Perannya dalam Teater Salahudin menghasilkan pentas yang berjudul Santri-Santri Khidhir pada tahun 1990, yang mana diperankan oleh Cak Nun di Lapangan Gontor dengan seluruh santri dan dihadiri 35.000 penonton di Alun-Alun Madiun.

Pentas teater Lautan Jilbab pada 1990 yang dipentaskan secara massal di Yogyakarta, Surabaya, dan Makassar.

Pentas Kiai Sableng dan Baginda Faruq pada 1993, Perahu Retak pada tahun 1992 mengenai Indonesia pada zaman Orde Baru yang digambarkan lewat situasi konflik Prakerajaan Mataram di mana naskah teaternya ini dijadikan buku dan diterbitkan oleh Graha Pustaka.

Pentas Di Samping Sidang Para Setan, Pak Kanjeng, dan Duta Dari Masa Depan.

Musik
Album perdana Kiai Kanjeng yang dirilis pada 1995. Dengan lagu andalan Tombo Ati di album yang bertajuk Kado Muhammad.

Album-album lain yang dirilis Kiai Kanjeng terdiri dari Album Kesejukan, Wakafa, Kepadamu Kekasihku (bersama Novia Kolopaking), Allah Merasa Heran, Garuda Sepi (bersama Novia Kolopaking), Hubbu Ahmadin, Liziyaroh Qoshidiina, Pusaka 1 (bersama Novia Kolopaking), Pusaka 2 (bersama Novia Kolopaking), Allah Tuan Rumahku Rasulullah Penjaga Pintunya, Sholawatun Nur, Takbir Akbar, Album Terus Berjalan, Wirid Padhang Mbulan, dan Raja Diraja.

Agama
Cak Nun membuat sebuah wadah untuk menampung permintaan dialog dan diskusi dari masyarakat yang diberi nama Pengajian Padhang Mbulan. Wadah diskusi ini diadakan setiap bulan di kampung halamannya. Forum diskusi dan kajian yang dikembangkan oleh Cak Nun bertransformasi menjadi Jamaah Maiyah.

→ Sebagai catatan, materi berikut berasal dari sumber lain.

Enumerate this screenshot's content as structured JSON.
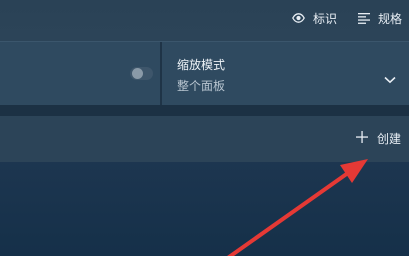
{
  "toolbar": {
    "ident_label": "标识",
    "ident_icon": "eye-icon",
    "spec_label": "规格",
    "spec_icon": "list-icon"
  },
  "settings": {
    "toggle_state": "off",
    "zoom_mode": {
      "title": "缩放模式",
      "value": "整个面板",
      "icon": "chevron-down-icon"
    }
  },
  "actions": {
    "create_label": "创建",
    "create_icon": "plus-icon"
  },
  "annotation": {
    "type": "arrow",
    "color": "#e53935"
  },
  "colors": {
    "background": "#1d3650",
    "panel": "#2f4a60",
    "text": "#e8eef4",
    "subtext": "#b7c4cf"
  }
}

Jamaah Maiyah pertama kali dilaksanakan di Jakarta dan semakin meluas di berbagai kota di Indonesia. Dari berbagai macam namanya yang berbeda-beda di tiap wilayah seperti Tombo Ati di Surakarta, Paparandang Ate di Sulawesi Selatan, Bangbang Wetan di Surabaya, dan Mocopat Syafaat di Yogyakarta.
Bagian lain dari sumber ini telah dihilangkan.